A rotation into interest-bearing deposits from non-interest bearing deposits was one culprit, but the flattening of the longer-dated maturity yields (and an inversion in some yields) has brought on these problems.

The 10-year Treasury yield has come back down to under 2.10% before ticking back up this week. That is down from almost 2.70% at the start of 2019. Several analysts have chimed in on State Street’s woes:

  • Buckingham Research maintained its Buy rating but lowered its target down to $67 from $83.
  • Morgan Stanley maintained its Overweight rating but lowered its target to $69 from $76.
  • Raymond James maintained a Strong Buy rating, which is surprising considering that it dropped the price target to $68 from $84.
  • UBS maintained its Buy rating but lowered its target to $68 from $84.

State Street shares were last seen down about 13% so far in 2019 and down about 20% over the past 90 days.

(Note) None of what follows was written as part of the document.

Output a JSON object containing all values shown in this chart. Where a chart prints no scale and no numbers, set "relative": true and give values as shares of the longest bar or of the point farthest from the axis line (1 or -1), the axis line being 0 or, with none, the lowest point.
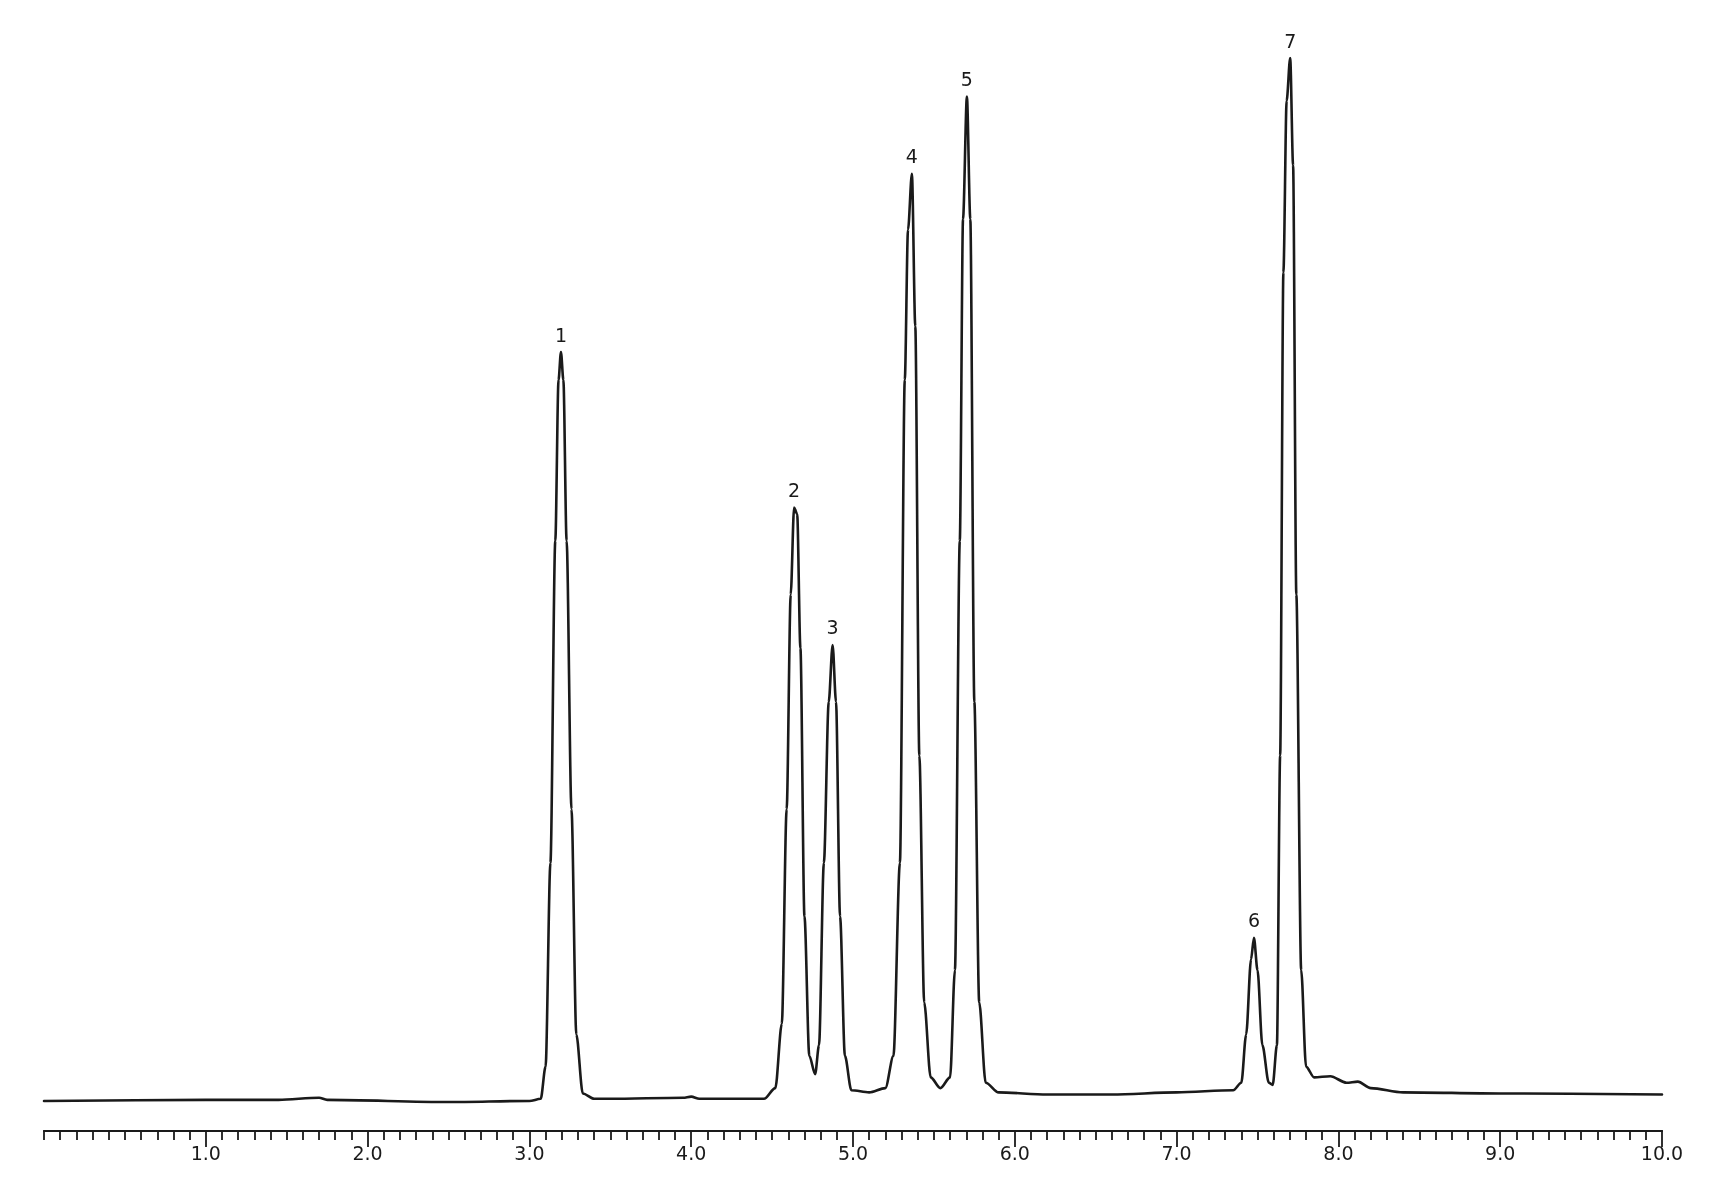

Shares of State Street were last seen trading down 0.6% at $54.74, just above a 52-week low of $53.53. The consensus analyst target price from Refinitiv had been $76.68, but that figure will come down after the target cuts are factored in. It is also hard to ignore that State Street is now down by almost half from its 52-week high of $99.78 and down over half from the start of 2018.

State Street now has a $20.5 billion market cap after the drop, and some of this could have been seen from a rival warning in April about Bank of New York Mellon.

What may be more amazing here than the severity of the price target cuts is that the bulk of these firms maintained positive ratings at the same time.